The temporal diabetes-induced changes in the penis inevitably affect the erectile function. Uncovering the time course of these changes is important for the evaluations of drug treatment effects and prognosis. Our study showed that penile weight and morphological measurements, including the important erectile components corporal smooth muscle and nNOS, were not changed significantly at 3 weeks after induction of diabetes. Thus, the first 3 weeks of STZ-induced diabetes is an appropriate time window for observing the preventive effects of new treatments on diabetes-related penile changes. By 9 weeks of diabetes, the penile tissues had changed significantly, at which time the effects of new treatments on the reversibility of diabetes-related ED could be evaluated. Preventative treatments might be expected to have a higher probability of success than later treatments that require reversal of morphological changes. Cho et al. (29) found that phosphodiesterase type 5 inhibitors partially ameliorated ED in 10-week diabetic rats, but were much less effective at 12 and 14 weeks after induction of diabetes. Cellek et al. (30) demonstrated that nitrergic neurons innervating the penis and gastric pylorus lose some of their neuronal nitric oxide synthase content and function less than 8 weeks after diabetes induction, which is followed by nitrergic degeneration more than 12 weeks after diabetes induction. Insulin treatment before 8 weeks reversed the reduction of nitric oxide synthase, but the later nitrergic degeneration was irreversible.

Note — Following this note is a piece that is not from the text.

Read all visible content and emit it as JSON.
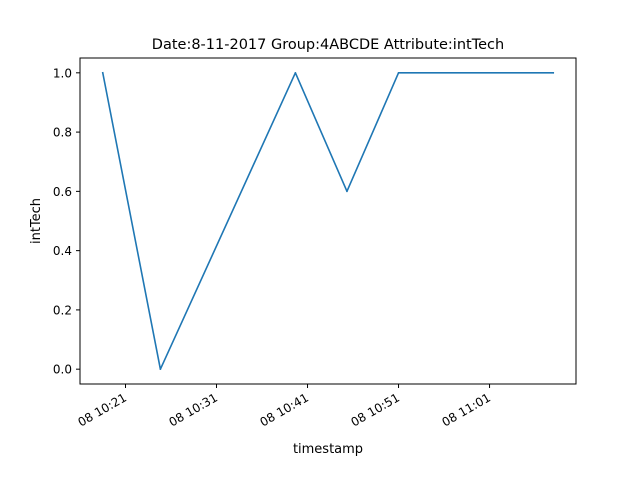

The limitation of this study is that we did not investigate: 1) the erectile function of the rats at the different time points after diabetes induction; 2) if insulin treatment at 3 weeks after diabetes induction can fully prevent the structural changes of penile components. Further studies are needed to answer those questions.

CONCLUSIONS

Our results show that diabetes affects penile morphology and its components in a temporally progressive manner in STZ-induced diabetic rats, and the alterations are significant at 9 weeks after diabetes induction. Further studies on the reversibility of the observed temporal changes by insulin or new treatments are warranted.